Le sous-titre de l’ouvrage – « Du journalisme considéré comme une fraction emblématique de la nouvelle petite bourgeoisie intellectuelle » – en définit la problématique qui prolonge un précédent travail de recherche de l’auteur portant sur les classes moyennes [2].
En une centaine de pages (en petit format), Alain Accardo propose une analyse très dense qu’il est difficile de résumer sans la mutiler. On n’en retiendra ici que les aspects les plus saillants, en soulignant la question qui traverse cet ouvrage : dans quelle mesure les journalistes sont-ils individuellement et collectivement responsables de l’état de l’information et des médias ? Dit autrement : le déficit de pluralité, la course aux scoops et la pêche aux buzzs sont-ils imputables à des journalistes qui cavaleraient derrière les desiderata des chefferies, servant diligemment les intérêts et les volontés des puissants au sein du champ, ou bien aux structures économiques, juridiques, sociales et politiques de la production de l’information ? La question interpelle directement les militants politiques eux-mêmes, parfois prompts d’un côté à dénoncer certains comportements dont les journalistes seraient responsables, ou au contraire à les présenter comme surdéterminés par l’organisation de la profession et, littéralement, irresponsables de l’état de la presse.
La bonne focale
Cet essai de « socioanalyse du journalisme » s’ouvre par un préalable d’une quarantaine de pages qui, l’auteur le souligne lui-même, n’est pas « une simple digression théorique » (p. 42), mais un ensemble de considérations indispensables à une bonne compréhension de la suite de sa démonstration. En résumé, l’auteur appelle à sortir des fausses oppositions entre une perspective qui met l’accent sur les déterminations structurelles de l’action, et une autre qui exalte l’indépendance et l’autonomie absolues des individus. Ce qui revient à dire que les contraintes objectives qui pèsent sur les journalistes (produire dans l’urgence un article ou un reportage correspondant à la commande du rédacteur en chef, elle-même dictée par le souci de l’audimat et de la rentabilité du média) ne sont pas subjectivement vécues comme telles par les intéressés, mais plutôt comme les ferments d’une saine émulation professionnelle (la recherche acharnée et fiévreuse de l’information, ou mieux, du scoop, c’est-à-dire de l’information obtenue « en exclusivité », avant les concurrents).
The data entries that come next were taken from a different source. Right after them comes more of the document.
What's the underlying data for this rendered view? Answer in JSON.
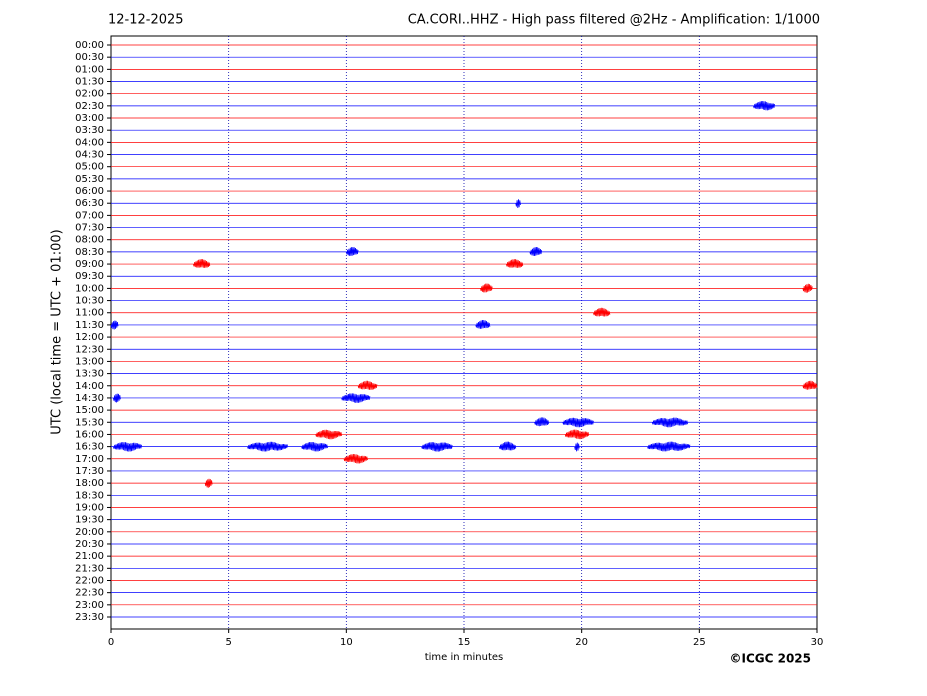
{
  "chart_data": {
    "type": "helicorder",
    "date": "12-12-2025",
    "title": "CA.CORI..HHZ - High pass filtered @2Hz - Amplification: 1/1000",
    "ylabel": "UTC (local time = UTC + 01:00)",
    "xlabel": "time in minutes",
    "copyright": "©ICGC 2025",
    "categories": [
      "00:00",
      "00:30",
      "01:00",
      "01:30",
      "02:00",
      "02:30",
      "03:00",
      "03:30",
      "04:00",
      "04:30",
      "05:00",
      "05:30",
      "06:00",
      "06:30",
      "07:00",
      "07:30",
      "08:00",
      "08:30",
      "09:00",
      "09:30",
      "10:00",
      "10:30",
      "11:00",
      "11:30",
      "12:00",
      "12:30",
      "13:00",
      "13:30",
      "14:00",
      "14:30",
      "15:00",
      "15:30",
      "16:00",
      "16:30",
      "17:00",
      "17:30",
      "18:00",
      "18:30",
      "19:00",
      "19:30",
      "20:00",
      "20:30",
      "21:00",
      "21:30",
      "22:00",
      "22:30",
      "23:00",
      "23:30"
    ],
    "colors": [
      "#ff0000",
      "#0000ff"
    ],
    "xlim": [
      0,
      30
    ],
    "xticks": [
      0,
      5,
      10,
      15,
      20,
      25,
      30
    ],
    "grid": true,
    "events": [
      {
        "row": 5,
        "start": 27.3,
        "end": 28.2
      },
      {
        "row": 13,
        "start": 17.2,
        "end": 17.4
      },
      {
        "row": 17,
        "start": 10.0,
        "end": 10.5
      },
      {
        "row": 17,
        "start": 17.8,
        "end": 18.3
      },
      {
        "row": 18,
        "start": 3.5,
        "end": 4.2
      },
      {
        "row": 18,
        "start": 16.8,
        "end": 17.5
      },
      {
        "row": 20,
        "start": 15.7,
        "end": 16.2
      },
      {
        "row": 20,
        "start": 29.4,
        "end": 29.8
      },
      {
        "row": 22,
        "start": 20.5,
        "end": 21.2
      },
      {
        "row": 23,
        "start": 0.0,
        "end": 0.3
      },
      {
        "row": 23,
        "start": 15.5,
        "end": 16.1
      },
      {
        "row": 28,
        "start": 10.5,
        "end": 11.3
      },
      {
        "row": 28,
        "start": 29.4,
        "end": 30.0
      },
      {
        "row": 29,
        "start": 0.1,
        "end": 0.4
      },
      {
        "row": 29,
        "start": 9.8,
        "end": 11.0
      },
      {
        "row": 31,
        "start": 18.0,
        "end": 18.6
      },
      {
        "row": 31,
        "start": 19.2,
        "end": 20.5
      },
      {
        "row": 31,
        "start": 23.0,
        "end": 24.5
      },
      {
        "row": 32,
        "start": 8.7,
        "end": 9.8
      },
      {
        "row": 32,
        "start": 19.3,
        "end": 20.3
      },
      {
        "row": 33,
        "start": 0.1,
        "end": 1.3
      },
      {
        "row": 33,
        "start": 5.8,
        "end": 7.5
      },
      {
        "row": 33,
        "start": 8.1,
        "end": 9.2
      },
      {
        "row": 33,
        "start": 13.2,
        "end": 14.5
      },
      {
        "row": 33,
        "start": 16.5,
        "end": 17.2
      },
      {
        "row": 33,
        "start": 19.7,
        "end": 19.9
      },
      {
        "row": 33,
        "start": 22.8,
        "end": 24.6
      },
      {
        "row": 34,
        "start": 9.9,
        "end": 10.9
      },
      {
        "row": 36,
        "start": 4.0,
        "end": 4.3
      }
    ]
  }
}
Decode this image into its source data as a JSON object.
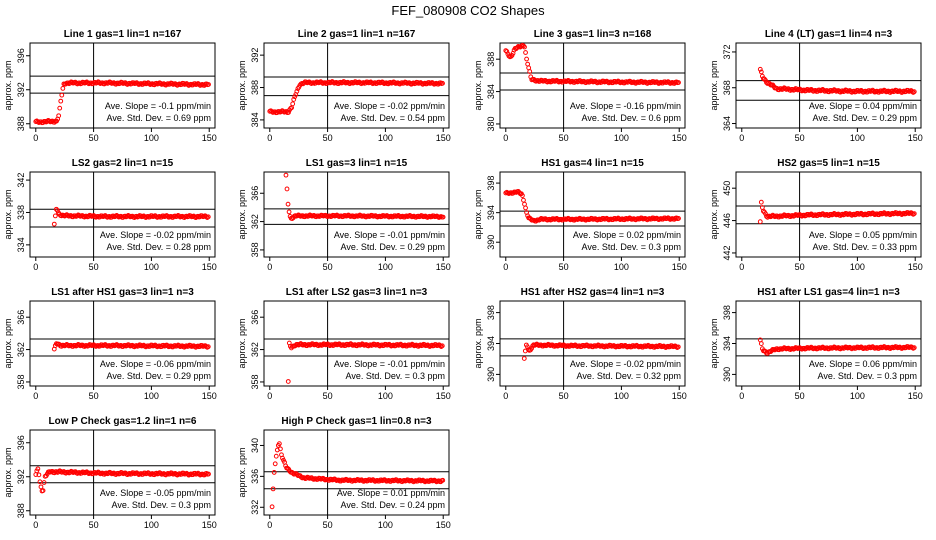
{
  "figure": {
    "title": "FEF_080908  CO2 Shapes"
  },
  "chart_data": [
    {
      "type": "scatter",
      "title": "Line 1 gas=1 lin=1 n=167",
      "ylabel": "approx. ppm",
      "xlim": [
        -5,
        155
      ],
      "ylim": [
        387.5,
        397.5
      ],
      "xticks": [
        0,
        50,
        100,
        150
      ],
      "yticks": [
        388,
        392,
        396
      ],
      "hlines": [
        393.6,
        391.6
      ],
      "vline": 50,
      "slope_text": "Ave. Slope = -0.1  ppm/min",
      "std_text": "Ave. Std. Dev. = 0.69  ppm",
      "shape": [
        [
          0,
          388.2
        ],
        [
          18,
          388.3
        ],
        [
          20,
          389
        ],
        [
          22,
          391
        ],
        [
          24,
          392.6
        ],
        [
          26,
          392.8
        ],
        [
          60,
          392.8
        ],
        [
          100,
          392.7
        ],
        [
          150,
          392.6
        ]
      ],
      "color": "#ff0000"
    },
    {
      "type": "scatter",
      "title": "Line 2 gas=1 lin=1 n=167",
      "ylabel": "approx. ppm",
      "xlim": [
        -5,
        155
      ],
      "ylim": [
        383,
        393.5
      ],
      "xticks": [
        0,
        50,
        100,
        150
      ],
      "yticks": [
        384,
        388,
        392
      ],
      "hlines": [
        389.3,
        387
      ],
      "vline": 50,
      "slope_text": "Ave. Slope = -0.02  ppm/min",
      "std_text": "Ave. Std. Dev. = 0.54  ppm",
      "shape": [
        [
          0,
          385
        ],
        [
          16,
          385
        ],
        [
          19,
          385.6
        ],
        [
          22,
          387
        ],
        [
          26,
          388.4
        ],
        [
          30,
          388.6
        ],
        [
          80,
          388.6
        ],
        [
          150,
          388.5
        ]
      ],
      "color": "#ff0000"
    },
    {
      "type": "scatter",
      "title": "Line 3 gas=1 lin=3 n=168",
      "ylabel": "approx. ppm",
      "xlim": [
        -5,
        155
      ],
      "ylim": [
        379.5,
        390
      ],
      "xticks": [
        0,
        50,
        100,
        150
      ],
      "yticks": [
        380,
        384,
        388
      ],
      "hlines": [
        386.3,
        384.2
      ],
      "vline": 50,
      "slope_text": "Ave. Slope = -0.16  ppm/min",
      "std_text": "Ave. Std. Dev. = 0.6  ppm",
      "shape": [
        [
          0,
          389
        ],
        [
          4,
          388.2
        ],
        [
          8,
          389.3
        ],
        [
          12,
          389.5
        ],
        [
          16,
          389.8
        ],
        [
          18,
          388
        ],
        [
          20,
          386.8
        ],
        [
          22,
          385.5
        ],
        [
          30,
          385.3
        ],
        [
          80,
          385.2
        ],
        [
          150,
          385.1
        ]
      ],
      "color": "#ff0000"
    },
    {
      "type": "scatter",
      "title": "Line 4 (LT) gas=1 lin=4 n=3",
      "ylabel": "approx. ppm",
      "xlim": [
        -5,
        155
      ],
      "ylim": [
        363.5,
        373
      ],
      "xticks": [
        0,
        50,
        100,
        150
      ],
      "yticks": [
        364,
        368,
        372
      ],
      "hlines": [
        368.8,
        366.6
      ],
      "vline": 50,
      "slope_text": "Ave. Slope = 0.04  ppm/min",
      "std_text": "Ave. Std. Dev. = 0.29  ppm",
      "shape": [
        [
          16,
          370
        ],
        [
          18,
          369.2
        ],
        [
          22,
          368.6
        ],
        [
          30,
          367.9
        ],
        [
          60,
          367.7
        ],
        [
          100,
          367.6
        ],
        [
          150,
          367.6
        ]
      ],
      "color": "#ff0000"
    },
    {
      "type": "scatter",
      "title": "LS2 gas=2 lin=1 n=15",
      "ylabel": "approx. ppm",
      "xlim": [
        -5,
        155
      ],
      "ylim": [
        332.5,
        343
      ],
      "xticks": [
        0,
        50,
        100,
        150
      ],
      "yticks": [
        334,
        338,
        342
      ],
      "hlines": [
        338.4,
        336.2
      ],
      "vline": 50,
      "slope_text": "Ave. Slope = -0.02  ppm/min",
      "std_text": "Ave. Std. Dev. = 0.28  ppm",
      "shape": [
        [
          16,
          336.5
        ],
        [
          18,
          338.6
        ],
        [
          20,
          337.8
        ],
        [
          24,
          337.6
        ],
        [
          60,
          337.5
        ],
        [
          150,
          337.5
        ]
      ],
      "color": "#ff0000"
    },
    {
      "type": "scatter",
      "title": "LS1 gas=3 lin=1 n=15",
      "ylabel": "approx. ppm",
      "xlim": [
        -5,
        155
      ],
      "ylim": [
        357,
        369
      ],
      "xticks": [
        0,
        50,
        100,
        150
      ],
      "yticks": [
        358,
        362,
        366
      ],
      "hlines": [
        363.8,
        361.6
      ],
      "vline": 50,
      "slope_text": "Ave. Slope = -0.01  ppm/min",
      "std_text": "Ave. Std. Dev. = 0.29  ppm",
      "shape": [
        [
          14,
          368.5
        ],
        [
          16,
          364
        ],
        [
          18,
          362.4
        ],
        [
          22,
          362.8
        ],
        [
          60,
          362.8
        ],
        [
          150,
          362.7
        ]
      ],
      "color": "#ff0000"
    },
    {
      "type": "scatter",
      "title": "HS1 gas=4 lin=1 n=15",
      "ylabel": "approx. ppm",
      "xlim": [
        -5,
        155
      ],
      "ylim": [
        388,
        399.5
      ],
      "xticks": [
        0,
        50,
        100,
        150
      ],
      "yticks": [
        390,
        394,
        398
      ],
      "hlines": [
        394.2,
        392.2
      ],
      "vline": 50,
      "slope_text": "Ave. Slope = 0.02  ppm/min",
      "std_text": "Ave. Std. Dev. = 0.3  ppm",
      "shape": [
        [
          0,
          396.6
        ],
        [
          10,
          396.8
        ],
        [
          14,
          396.5
        ],
        [
          16,
          395.4
        ],
        [
          18,
          394
        ],
        [
          20,
          393.2
        ],
        [
          24,
          392.9
        ],
        [
          30,
          393.1
        ],
        [
          60,
          393.1
        ],
        [
          150,
          393.2
        ]
      ],
      "color": "#ff0000"
    },
    {
      "type": "scatter",
      "title": "HS2 gas=5 lin=1 n=15",
      "ylabel": "approx. ppm",
      "xlim": [
        -5,
        155
      ],
      "ylim": [
        441.5,
        452
      ],
      "xticks": [
        0,
        50,
        100,
        150
      ],
      "yticks": [
        442,
        446,
        450
      ],
      "hlines": [
        447.8,
        445.6
      ],
      "vline": 50,
      "slope_text": "Ave. Slope = 0.05  ppm/min",
      "std_text": "Ave. Std. Dev. = 0.33  ppm",
      "shape": [
        [
          16,
          445.8
        ],
        [
          17,
          448.4
        ],
        [
          18,
          447.4
        ],
        [
          22,
          446.5
        ],
        [
          60,
          446.7
        ],
        [
          150,
          446.9
        ]
      ],
      "color": "#ff0000"
    },
    {
      "type": "scatter",
      "title": "LS1 after HS1 gas=3 lin=1 n=3",
      "ylabel": "approx. ppm",
      "xlim": [
        -5,
        155
      ],
      "ylim": [
        357.5,
        368
      ],
      "xticks": [
        0,
        50,
        100,
        150
      ],
      "yticks": [
        358,
        362,
        366
      ],
      "hlines": [
        363.3,
        361.2
      ],
      "vline": 50,
      "slope_text": "Ave. Slope = -0.06  ppm/min",
      "std_text": "Ave. Std. Dev. = 0.29  ppm",
      "shape": [
        [
          16,
          362
        ],
        [
          18,
          362.8
        ],
        [
          22,
          362.5
        ],
        [
          60,
          362.5
        ],
        [
          150,
          362.4
        ]
      ],
      "color": "#ff0000"
    },
    {
      "type": "scatter",
      "title": "LS1 after LS2 gas=3 lin=1 n=3",
      "ylabel": "approx. ppm",
      "xlim": [
        -5,
        155
      ],
      "ylim": [
        357.5,
        368
      ],
      "xticks": [
        0,
        50,
        100,
        150
      ],
      "yticks": [
        358,
        362,
        366
      ],
      "hlines": [
        363.3,
        361.2
      ],
      "vline": 50,
      "slope_text": "Ave. Slope = -0.01  ppm/min",
      "std_text": "Ave. Std. Dev. = 0.3  ppm",
      "shape": [
        [
          16,
          358
        ],
        [
          17,
          363.2
        ],
        [
          18,
          362.2
        ],
        [
          22,
          362.6
        ],
        [
          60,
          362.6
        ],
        [
          150,
          362.5
        ]
      ],
      "color": "#ff0000"
    },
    {
      "type": "scatter",
      "title": "HS1 after HS2 gas=4 lin=1 n=3",
      "ylabel": "approx. ppm",
      "xlim": [
        -5,
        155
      ],
      "ylim": [
        388.5,
        399.5
      ],
      "xticks": [
        0,
        50,
        100,
        150
      ],
      "yticks": [
        390,
        394,
        398
      ],
      "hlines": [
        394.6,
        392.4
      ],
      "vline": 50,
      "slope_text": "Ave. Slope = -0.02  ppm/min",
      "std_text": "Ave. Std. Dev. = 0.32  ppm",
      "shape": [
        [
          16,
          392
        ],
        [
          18,
          394
        ],
        [
          20,
          393
        ],
        [
          24,
          393.8
        ],
        [
          60,
          393.7
        ],
        [
          150,
          393.6
        ]
      ],
      "color": "#ff0000"
    },
    {
      "type": "scatter",
      "title": "HS1 after LS1 gas=4 lin=1 n=3",
      "ylabel": "approx. ppm",
      "xlim": [
        -5,
        155
      ],
      "ylim": [
        388.5,
        399.5
      ],
      "xticks": [
        0,
        50,
        100,
        150
      ],
      "yticks": [
        390,
        394,
        398
      ],
      "hlines": [
        394.6,
        392.4
      ],
      "vline": 50,
      "slope_text": "Ave. Slope = 0.06  ppm/min",
      "std_text": "Ave. Std. Dev. = 0.3  ppm",
      "shape": [
        [
          16,
          394.4
        ],
        [
          18,
          393.2
        ],
        [
          22,
          392.8
        ],
        [
          30,
          393.3
        ],
        [
          60,
          393.4
        ],
        [
          150,
          393.5
        ]
      ],
      "color": "#ff0000"
    },
    {
      "type": "scatter",
      "title": "Low P Check gas=1.2 lin=1 n=6",
      "ylabel": "approx. ppm",
      "xlim": [
        -5,
        155
      ],
      "ylim": [
        387.5,
        397.5
      ],
      "xticks": [
        0,
        50,
        100,
        150
      ],
      "yticks": [
        388,
        392,
        396
      ],
      "hlines": [
        393.3,
        391.3
      ],
      "vline": 50,
      "slope_text": "Ave. Slope = -0.05  ppm/min",
      "std_text": "Ave. Std. Dev. = 0.3  ppm",
      "shape": [
        [
          0,
          392.2
        ],
        [
          2,
          393
        ],
        [
          4,
          391
        ],
        [
          6,
          390.2
        ],
        [
          8,
          392
        ],
        [
          12,
          392.6
        ],
        [
          60,
          392.4
        ],
        [
          150,
          392.3
        ]
      ],
      "color": "#ff0000"
    },
    {
      "type": "scatter",
      "title": "High P Check gas=1 lin=0.8 n=3",
      "ylabel": "approx. ppm",
      "xlim": [
        -5,
        155
      ],
      "ylim": [
        331,
        342
      ],
      "xticks": [
        0,
        50,
        100,
        150
      ],
      "yticks": [
        332,
        336,
        340
      ],
      "hlines": [
        336.6,
        334.4
      ],
      "vline": 50,
      "slope_text": "Ave. Slope = 0.01  ppm/min",
      "std_text": "Ave. Std. Dev. = 0.24  ppm",
      "shape": [
        [
          2,
          332
        ],
        [
          4,
          337
        ],
        [
          6,
          339
        ],
        [
          8,
          340.6
        ],
        [
          10,
          338.8
        ],
        [
          14,
          337.2
        ],
        [
          20,
          336.4
        ],
        [
          30,
          335.8
        ],
        [
          60,
          335.5
        ],
        [
          150,
          335.4
        ]
      ],
      "color": "#ff0000"
    }
  ]
}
À l’aune de cette démarche, l’auteur évoque les pratiques des journalistes, à commencer par « la perpétuelle urgence dans laquelle [ils] travaillent ». Celle-ci s’explique par la contrainte objective d’un métier dont l’un des rôles est de traiter de l’ « actualité » quotidienne, formatée par l’emprise quasi hégémonique de l’audiovisuel et de l’information « en continu », mise à jour heure par heure, quand elle n’est pas « en live ». Or l’urgence se traduit par des manquements systématiques aux méthodes que la profession a historiquement constituées pour travailler à la fois vite et bien. Faut-il pour autant considérer les journalistes comme de simples marionnettes, mues par l’urgence imposée par l’exigence d’audimat des actionnaires industriels des médias ? L’existence de (rares) signes de mécontentement voire de contestation au sein de la profession, des « ferments de résistance interne » [3] qu’il ne faut certes pas « minimiser », sans non plus en « surestimer » la portée (p. 62), conduisent l’auteur à se demander « pourquoi dans leur grande masse les journalistes ne s’insurgent pas davantage contre l’adultération de leur travail » (p. 47).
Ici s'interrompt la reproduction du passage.